Welcome to my new blog, The Gothic Wanderer, created in conjunction with the upcoming publication of my new book The Gothic Wanderer: From Transgression to Redemption, Gothic Literature from 1794-present.

The book will be released this fall. In the meantime, I’ll be blogging about all things Gothic, including classic Gothic literature, Gothic films, and how the Gothic continues to permeate our daily lives.

But for now, here’s a little about the book.

The Gothic Wanderer

The Gothic Wanderer: From Transgression to Redemption by Tyler R. Tichelaar, Ph.D.

The Gothic Wanderer Rises Eternal in Popular Literature

From the horrors of sixteenth century Italian castles to twenty-first century plagues, from the French Revolution to the liberation of Libya, Tyler R. Tichelaar takes readers on far more than a journey through literary history. The Gothic Wanderer is an exploration of man’s deepest fears, his efforts to rise above them for the last two centuries, and how he may be on the brink finally of succeeding.

Tichelaar examines the figure of the Gothic wanderer in such well-known Gothic novels as The Mysteries of Udolpho, Frankenstein, and Dracula, as well as lesser known works like Fanny Burney’s The Wanderer, Mary Shelley’s The Last Man, and Edward Bulwer-Lytton’s Zanoni. He also finds surprising Gothic elements in classics like Dickens’ A Tale of Two Cities and Edgar Rice Burroughs’ Tarzan of the Apes. From Matthew Lewis’ The Monk to Stephenie Meyer’s Twilight, Tichelaar explores a literary tradition whose characters reflect our greatest fears and deepest hopes. Readers will find here the revelation that not only are we all Gothic wanderers—but we are so only by our own choosing.

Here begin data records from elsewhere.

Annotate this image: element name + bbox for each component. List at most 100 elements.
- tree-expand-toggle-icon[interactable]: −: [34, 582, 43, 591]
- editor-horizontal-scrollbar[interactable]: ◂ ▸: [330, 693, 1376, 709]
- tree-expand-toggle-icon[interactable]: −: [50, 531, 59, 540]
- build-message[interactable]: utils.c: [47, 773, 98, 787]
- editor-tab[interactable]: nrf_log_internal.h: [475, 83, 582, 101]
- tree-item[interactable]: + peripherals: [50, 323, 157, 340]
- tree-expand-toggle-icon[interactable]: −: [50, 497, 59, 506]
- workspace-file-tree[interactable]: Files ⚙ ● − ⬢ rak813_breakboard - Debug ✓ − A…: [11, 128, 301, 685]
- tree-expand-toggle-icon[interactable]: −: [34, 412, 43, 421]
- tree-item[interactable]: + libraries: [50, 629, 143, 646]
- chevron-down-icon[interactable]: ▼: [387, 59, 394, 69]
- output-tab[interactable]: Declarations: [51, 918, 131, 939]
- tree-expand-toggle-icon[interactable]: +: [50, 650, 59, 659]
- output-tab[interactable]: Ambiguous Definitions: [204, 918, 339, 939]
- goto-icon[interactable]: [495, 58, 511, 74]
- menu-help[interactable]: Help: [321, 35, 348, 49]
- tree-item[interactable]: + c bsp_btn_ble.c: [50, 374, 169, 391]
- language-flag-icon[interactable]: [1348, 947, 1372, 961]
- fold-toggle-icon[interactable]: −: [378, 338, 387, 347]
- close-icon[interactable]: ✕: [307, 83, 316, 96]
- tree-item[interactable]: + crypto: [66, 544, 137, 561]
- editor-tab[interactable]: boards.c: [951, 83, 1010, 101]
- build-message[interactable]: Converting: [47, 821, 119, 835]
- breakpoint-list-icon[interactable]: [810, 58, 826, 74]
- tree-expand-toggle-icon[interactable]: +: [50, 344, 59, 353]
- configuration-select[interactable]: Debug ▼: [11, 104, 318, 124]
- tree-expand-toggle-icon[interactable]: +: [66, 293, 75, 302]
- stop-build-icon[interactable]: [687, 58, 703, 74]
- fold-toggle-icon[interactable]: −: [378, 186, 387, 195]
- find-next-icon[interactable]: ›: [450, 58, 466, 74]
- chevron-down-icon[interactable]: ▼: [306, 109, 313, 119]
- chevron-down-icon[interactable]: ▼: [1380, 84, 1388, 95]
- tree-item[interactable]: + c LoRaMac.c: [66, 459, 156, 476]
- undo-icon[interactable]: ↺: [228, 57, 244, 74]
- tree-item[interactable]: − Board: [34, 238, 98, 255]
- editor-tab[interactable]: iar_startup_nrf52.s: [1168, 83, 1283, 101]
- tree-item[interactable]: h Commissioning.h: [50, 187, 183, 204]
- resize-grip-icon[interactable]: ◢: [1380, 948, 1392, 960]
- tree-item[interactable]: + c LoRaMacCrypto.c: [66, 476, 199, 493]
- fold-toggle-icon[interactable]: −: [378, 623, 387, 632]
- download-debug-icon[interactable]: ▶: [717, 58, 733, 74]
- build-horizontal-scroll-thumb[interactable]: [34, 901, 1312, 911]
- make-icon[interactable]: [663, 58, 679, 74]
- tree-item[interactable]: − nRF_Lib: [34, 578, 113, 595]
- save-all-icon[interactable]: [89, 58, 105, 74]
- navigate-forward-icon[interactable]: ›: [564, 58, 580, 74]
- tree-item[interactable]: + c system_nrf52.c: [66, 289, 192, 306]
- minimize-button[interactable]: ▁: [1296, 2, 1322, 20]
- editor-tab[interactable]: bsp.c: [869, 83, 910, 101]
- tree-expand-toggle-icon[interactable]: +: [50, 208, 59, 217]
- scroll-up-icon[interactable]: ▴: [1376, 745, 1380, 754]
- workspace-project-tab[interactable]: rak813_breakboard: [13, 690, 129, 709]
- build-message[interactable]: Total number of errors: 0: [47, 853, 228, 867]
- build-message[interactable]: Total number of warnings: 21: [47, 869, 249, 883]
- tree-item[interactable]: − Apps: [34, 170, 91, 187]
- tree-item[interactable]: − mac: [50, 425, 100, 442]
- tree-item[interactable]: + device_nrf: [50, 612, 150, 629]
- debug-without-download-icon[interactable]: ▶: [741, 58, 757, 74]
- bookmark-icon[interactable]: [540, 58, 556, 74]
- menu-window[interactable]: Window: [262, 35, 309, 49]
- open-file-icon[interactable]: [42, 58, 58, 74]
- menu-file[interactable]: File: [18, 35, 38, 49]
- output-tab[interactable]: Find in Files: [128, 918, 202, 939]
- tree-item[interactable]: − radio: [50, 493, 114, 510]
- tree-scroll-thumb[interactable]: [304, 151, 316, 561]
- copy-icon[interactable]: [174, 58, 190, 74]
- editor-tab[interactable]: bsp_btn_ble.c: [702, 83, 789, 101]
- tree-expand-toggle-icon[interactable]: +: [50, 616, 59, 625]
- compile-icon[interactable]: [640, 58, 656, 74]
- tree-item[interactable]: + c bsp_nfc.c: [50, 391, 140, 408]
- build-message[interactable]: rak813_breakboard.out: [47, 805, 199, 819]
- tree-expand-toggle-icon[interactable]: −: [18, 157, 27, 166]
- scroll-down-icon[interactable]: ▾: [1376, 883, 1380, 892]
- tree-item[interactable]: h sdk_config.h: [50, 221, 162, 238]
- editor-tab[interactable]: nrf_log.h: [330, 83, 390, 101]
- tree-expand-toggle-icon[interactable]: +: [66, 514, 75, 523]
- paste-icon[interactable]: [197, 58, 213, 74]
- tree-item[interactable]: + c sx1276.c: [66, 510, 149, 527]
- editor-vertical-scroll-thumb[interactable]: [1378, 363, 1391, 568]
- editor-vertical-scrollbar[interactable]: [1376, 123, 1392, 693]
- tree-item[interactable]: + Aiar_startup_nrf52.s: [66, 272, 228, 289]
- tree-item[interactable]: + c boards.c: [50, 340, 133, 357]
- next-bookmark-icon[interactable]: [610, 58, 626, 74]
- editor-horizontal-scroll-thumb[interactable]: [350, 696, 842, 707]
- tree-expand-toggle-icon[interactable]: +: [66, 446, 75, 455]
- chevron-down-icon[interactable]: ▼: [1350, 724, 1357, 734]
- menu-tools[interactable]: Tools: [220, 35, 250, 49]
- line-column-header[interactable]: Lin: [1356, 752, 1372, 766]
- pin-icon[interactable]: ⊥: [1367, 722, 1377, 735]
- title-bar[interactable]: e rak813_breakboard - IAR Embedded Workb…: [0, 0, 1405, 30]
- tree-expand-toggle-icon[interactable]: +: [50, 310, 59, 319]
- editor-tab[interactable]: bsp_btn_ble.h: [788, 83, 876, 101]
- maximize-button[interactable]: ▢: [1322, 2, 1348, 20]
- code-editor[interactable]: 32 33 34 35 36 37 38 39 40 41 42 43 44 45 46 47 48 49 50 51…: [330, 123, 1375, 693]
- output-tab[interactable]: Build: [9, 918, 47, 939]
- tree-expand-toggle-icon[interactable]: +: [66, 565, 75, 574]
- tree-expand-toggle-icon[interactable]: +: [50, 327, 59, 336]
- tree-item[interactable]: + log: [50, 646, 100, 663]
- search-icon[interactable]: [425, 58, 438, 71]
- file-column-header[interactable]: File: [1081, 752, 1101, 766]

The Gothic Wanderer shows us the importance of its title figure in helping us to see our own imperfections and our own sometimes contradictory yearnings to be both unique and yet a part of a society. The reader is in for an insightful treat.”

— Diana DeLuca, Ph.D. and author of Extraordinary Things

“Make no mistake about it, The Gothic Wanderer is an important, well researched and comprehensive treatise on some of the world’s finest literature.